Un giocatore estremamente interessante seppur inglobato in una Conference che non fa certo della competitività la sua caratteristica principale. Una buona preparazione in vista di marzo e del salto in NBA che appare ovvio a questo punto della sua crescita.

Bol Bol - Oregon

Bol Bol non fa nulla per non farsi notare, e come potrebbe in fondo? Difficile evitare di riconoscere i suoi duecentoventicentimetri per un centinaio di chili strizzati dentro felpe Supreme come se fossero appese su una gruccia o il prestigioso nome da principe africano, portato con grazia dal padre Manute in NBA.

Bol Jr., o Bol al quadrato che dir si voglia, ha la stessa struttura da giunco del compianto genitore, ma non è un semplice protettore del ferro: al contrario, possiede uno skillset davvero unico e intrigante. Alto e lungo ma capace di palleggiare come un play e tirare come una guardia, il nuovo idolo di Eugene, Oregon, è un unicorno light, uno stretch-5 che dovrà imparare a reggere i contatti fisici con i muscoli dei lunghi NBA. Bol ha dei piedi impressionanti per l’altezza che devono portare in giro e un tocco di palla soffice sia intorno al ferro che quando mostra il range di tiro, l’attrattiva principale del talento di Bol.
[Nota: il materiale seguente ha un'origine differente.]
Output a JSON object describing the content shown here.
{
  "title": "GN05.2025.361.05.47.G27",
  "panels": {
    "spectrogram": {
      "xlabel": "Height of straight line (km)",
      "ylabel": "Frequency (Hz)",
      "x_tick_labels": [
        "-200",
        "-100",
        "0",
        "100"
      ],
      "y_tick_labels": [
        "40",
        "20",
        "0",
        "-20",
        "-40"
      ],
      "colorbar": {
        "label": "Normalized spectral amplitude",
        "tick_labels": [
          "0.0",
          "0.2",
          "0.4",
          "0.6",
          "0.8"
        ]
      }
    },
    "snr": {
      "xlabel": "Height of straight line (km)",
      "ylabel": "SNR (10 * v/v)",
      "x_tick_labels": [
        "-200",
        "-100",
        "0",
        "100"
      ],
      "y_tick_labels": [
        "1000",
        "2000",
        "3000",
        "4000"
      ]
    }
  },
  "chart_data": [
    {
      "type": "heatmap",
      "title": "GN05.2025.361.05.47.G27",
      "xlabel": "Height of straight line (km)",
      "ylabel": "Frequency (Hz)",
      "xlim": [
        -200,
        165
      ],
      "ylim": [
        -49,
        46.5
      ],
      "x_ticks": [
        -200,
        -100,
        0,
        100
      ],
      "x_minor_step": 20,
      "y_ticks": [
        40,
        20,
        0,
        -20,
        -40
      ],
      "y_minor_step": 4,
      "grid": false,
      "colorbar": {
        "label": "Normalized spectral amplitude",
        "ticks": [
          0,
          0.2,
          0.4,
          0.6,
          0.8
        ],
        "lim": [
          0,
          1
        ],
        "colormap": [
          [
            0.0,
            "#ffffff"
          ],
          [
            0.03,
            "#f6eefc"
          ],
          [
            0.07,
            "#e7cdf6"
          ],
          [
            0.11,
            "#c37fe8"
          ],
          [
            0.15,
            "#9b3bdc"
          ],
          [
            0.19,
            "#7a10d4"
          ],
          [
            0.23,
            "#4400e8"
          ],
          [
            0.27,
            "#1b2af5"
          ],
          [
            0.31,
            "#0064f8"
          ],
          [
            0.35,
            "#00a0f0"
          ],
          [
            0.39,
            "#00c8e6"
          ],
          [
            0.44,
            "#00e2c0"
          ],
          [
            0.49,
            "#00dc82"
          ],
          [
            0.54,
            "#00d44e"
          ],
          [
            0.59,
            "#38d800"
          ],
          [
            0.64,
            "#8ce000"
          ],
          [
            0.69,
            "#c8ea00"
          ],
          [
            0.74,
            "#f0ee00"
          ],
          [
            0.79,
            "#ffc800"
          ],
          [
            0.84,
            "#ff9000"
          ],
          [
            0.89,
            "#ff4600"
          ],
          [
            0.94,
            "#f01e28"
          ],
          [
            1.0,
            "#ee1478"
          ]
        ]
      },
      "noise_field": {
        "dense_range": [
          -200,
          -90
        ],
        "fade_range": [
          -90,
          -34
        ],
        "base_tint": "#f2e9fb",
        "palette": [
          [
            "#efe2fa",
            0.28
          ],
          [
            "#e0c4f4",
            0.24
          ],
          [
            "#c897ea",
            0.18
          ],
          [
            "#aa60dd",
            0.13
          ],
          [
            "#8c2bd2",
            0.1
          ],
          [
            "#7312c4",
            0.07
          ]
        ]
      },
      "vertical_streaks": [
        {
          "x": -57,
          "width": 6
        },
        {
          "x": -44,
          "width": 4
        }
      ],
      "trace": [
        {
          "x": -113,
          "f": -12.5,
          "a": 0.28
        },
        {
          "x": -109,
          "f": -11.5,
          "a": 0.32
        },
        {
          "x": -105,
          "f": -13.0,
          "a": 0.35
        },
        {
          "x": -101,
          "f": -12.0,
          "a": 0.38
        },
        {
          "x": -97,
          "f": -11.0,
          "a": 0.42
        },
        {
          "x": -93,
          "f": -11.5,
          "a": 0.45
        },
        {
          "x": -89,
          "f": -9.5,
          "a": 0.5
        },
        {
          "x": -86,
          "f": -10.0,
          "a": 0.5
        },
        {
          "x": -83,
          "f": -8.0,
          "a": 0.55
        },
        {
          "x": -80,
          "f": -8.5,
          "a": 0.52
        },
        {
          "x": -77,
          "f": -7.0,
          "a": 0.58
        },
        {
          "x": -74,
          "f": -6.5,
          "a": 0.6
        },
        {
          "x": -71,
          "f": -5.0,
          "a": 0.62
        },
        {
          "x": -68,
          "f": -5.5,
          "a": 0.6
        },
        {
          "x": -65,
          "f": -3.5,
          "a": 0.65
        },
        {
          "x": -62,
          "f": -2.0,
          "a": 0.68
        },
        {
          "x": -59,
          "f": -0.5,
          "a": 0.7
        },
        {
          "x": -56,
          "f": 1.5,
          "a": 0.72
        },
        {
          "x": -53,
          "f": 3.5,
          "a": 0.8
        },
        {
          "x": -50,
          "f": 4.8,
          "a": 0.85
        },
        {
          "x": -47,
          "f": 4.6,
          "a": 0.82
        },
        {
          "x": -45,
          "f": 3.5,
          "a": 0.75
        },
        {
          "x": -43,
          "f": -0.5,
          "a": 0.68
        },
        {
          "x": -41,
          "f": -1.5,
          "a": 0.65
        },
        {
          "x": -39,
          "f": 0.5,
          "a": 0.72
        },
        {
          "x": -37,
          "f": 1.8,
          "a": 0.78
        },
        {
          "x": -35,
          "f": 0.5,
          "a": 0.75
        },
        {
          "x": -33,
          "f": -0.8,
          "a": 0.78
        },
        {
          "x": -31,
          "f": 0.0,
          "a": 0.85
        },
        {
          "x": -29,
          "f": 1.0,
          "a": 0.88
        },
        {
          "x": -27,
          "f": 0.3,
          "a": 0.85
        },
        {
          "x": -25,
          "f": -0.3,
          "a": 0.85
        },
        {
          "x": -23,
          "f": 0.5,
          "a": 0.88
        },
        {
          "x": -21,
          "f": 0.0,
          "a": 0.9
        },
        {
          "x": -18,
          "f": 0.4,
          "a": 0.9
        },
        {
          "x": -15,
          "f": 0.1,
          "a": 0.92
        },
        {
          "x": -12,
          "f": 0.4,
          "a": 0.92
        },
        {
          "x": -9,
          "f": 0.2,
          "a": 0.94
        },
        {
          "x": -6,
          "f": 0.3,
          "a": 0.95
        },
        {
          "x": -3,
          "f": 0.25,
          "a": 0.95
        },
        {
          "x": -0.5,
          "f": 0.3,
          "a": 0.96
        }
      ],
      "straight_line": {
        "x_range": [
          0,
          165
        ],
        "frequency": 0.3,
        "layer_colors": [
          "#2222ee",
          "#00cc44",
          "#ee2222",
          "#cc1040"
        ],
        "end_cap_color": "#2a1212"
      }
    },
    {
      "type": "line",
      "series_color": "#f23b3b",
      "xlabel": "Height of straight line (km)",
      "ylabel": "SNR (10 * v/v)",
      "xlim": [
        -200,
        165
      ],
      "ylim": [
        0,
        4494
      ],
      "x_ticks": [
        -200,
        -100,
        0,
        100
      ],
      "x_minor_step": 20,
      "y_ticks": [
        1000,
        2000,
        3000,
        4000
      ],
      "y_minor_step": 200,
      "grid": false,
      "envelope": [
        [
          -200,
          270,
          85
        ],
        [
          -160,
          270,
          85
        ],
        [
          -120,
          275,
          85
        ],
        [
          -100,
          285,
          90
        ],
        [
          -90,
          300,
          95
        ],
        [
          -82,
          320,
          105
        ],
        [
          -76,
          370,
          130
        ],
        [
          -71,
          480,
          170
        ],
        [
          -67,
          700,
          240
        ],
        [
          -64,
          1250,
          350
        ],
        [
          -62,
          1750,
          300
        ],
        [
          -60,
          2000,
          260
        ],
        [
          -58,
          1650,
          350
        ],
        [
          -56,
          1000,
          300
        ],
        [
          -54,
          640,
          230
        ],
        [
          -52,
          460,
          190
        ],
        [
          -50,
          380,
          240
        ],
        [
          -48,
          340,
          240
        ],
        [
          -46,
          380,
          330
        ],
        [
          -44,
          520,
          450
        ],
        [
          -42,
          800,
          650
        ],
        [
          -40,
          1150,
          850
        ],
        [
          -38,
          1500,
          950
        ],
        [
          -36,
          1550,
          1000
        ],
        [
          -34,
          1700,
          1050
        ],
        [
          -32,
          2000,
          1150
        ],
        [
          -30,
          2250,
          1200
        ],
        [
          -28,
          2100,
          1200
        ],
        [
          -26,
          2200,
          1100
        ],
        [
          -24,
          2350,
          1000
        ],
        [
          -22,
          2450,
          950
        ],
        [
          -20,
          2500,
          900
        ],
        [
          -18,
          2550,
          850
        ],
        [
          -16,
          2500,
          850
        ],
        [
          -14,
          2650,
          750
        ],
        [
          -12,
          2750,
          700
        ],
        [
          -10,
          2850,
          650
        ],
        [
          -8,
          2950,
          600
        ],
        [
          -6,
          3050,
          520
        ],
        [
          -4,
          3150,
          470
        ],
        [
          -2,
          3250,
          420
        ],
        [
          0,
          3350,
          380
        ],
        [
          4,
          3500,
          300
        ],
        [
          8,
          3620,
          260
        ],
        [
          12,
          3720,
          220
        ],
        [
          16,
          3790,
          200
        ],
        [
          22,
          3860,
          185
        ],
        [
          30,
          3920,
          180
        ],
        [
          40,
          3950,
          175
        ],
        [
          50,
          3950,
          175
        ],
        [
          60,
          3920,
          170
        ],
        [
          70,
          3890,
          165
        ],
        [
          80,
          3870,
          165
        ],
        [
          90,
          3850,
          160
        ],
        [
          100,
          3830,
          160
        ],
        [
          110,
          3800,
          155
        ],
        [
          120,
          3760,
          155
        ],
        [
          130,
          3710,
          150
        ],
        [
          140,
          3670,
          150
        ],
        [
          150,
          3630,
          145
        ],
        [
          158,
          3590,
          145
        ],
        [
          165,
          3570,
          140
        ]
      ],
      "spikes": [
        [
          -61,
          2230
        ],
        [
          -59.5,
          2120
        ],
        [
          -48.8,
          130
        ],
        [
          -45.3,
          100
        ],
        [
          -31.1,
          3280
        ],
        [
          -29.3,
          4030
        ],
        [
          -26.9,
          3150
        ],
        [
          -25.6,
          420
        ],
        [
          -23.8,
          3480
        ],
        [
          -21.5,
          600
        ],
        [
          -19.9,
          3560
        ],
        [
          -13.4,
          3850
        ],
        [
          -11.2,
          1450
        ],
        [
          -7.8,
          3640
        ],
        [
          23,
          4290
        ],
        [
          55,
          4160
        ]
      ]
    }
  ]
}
Così lungo e dinoccolato, con degli stecchini al posto delle gambe, è un giocatore davvero molto difficile da inquadrare in prospettiva basket professionistico, a metà tra un talento rivoluzionario e uno che non può stare in campo. Potrebbe davvero esplodere e andare in alta lottery o alzare dubbi sulla sua fragilità fisica e scegliere di passare un altro anno ad Oregon. Non che quest’ultima opzione gli dispiacerebbe più di troppo, visto che ha scelto l’Ateneo dov’è nata Nike anche e soprattutto per le scarpe personalizzate. Intanto quest’anno può partire da un nuovo paio di Jordan 3 tutte duckate, e scusate se è poco.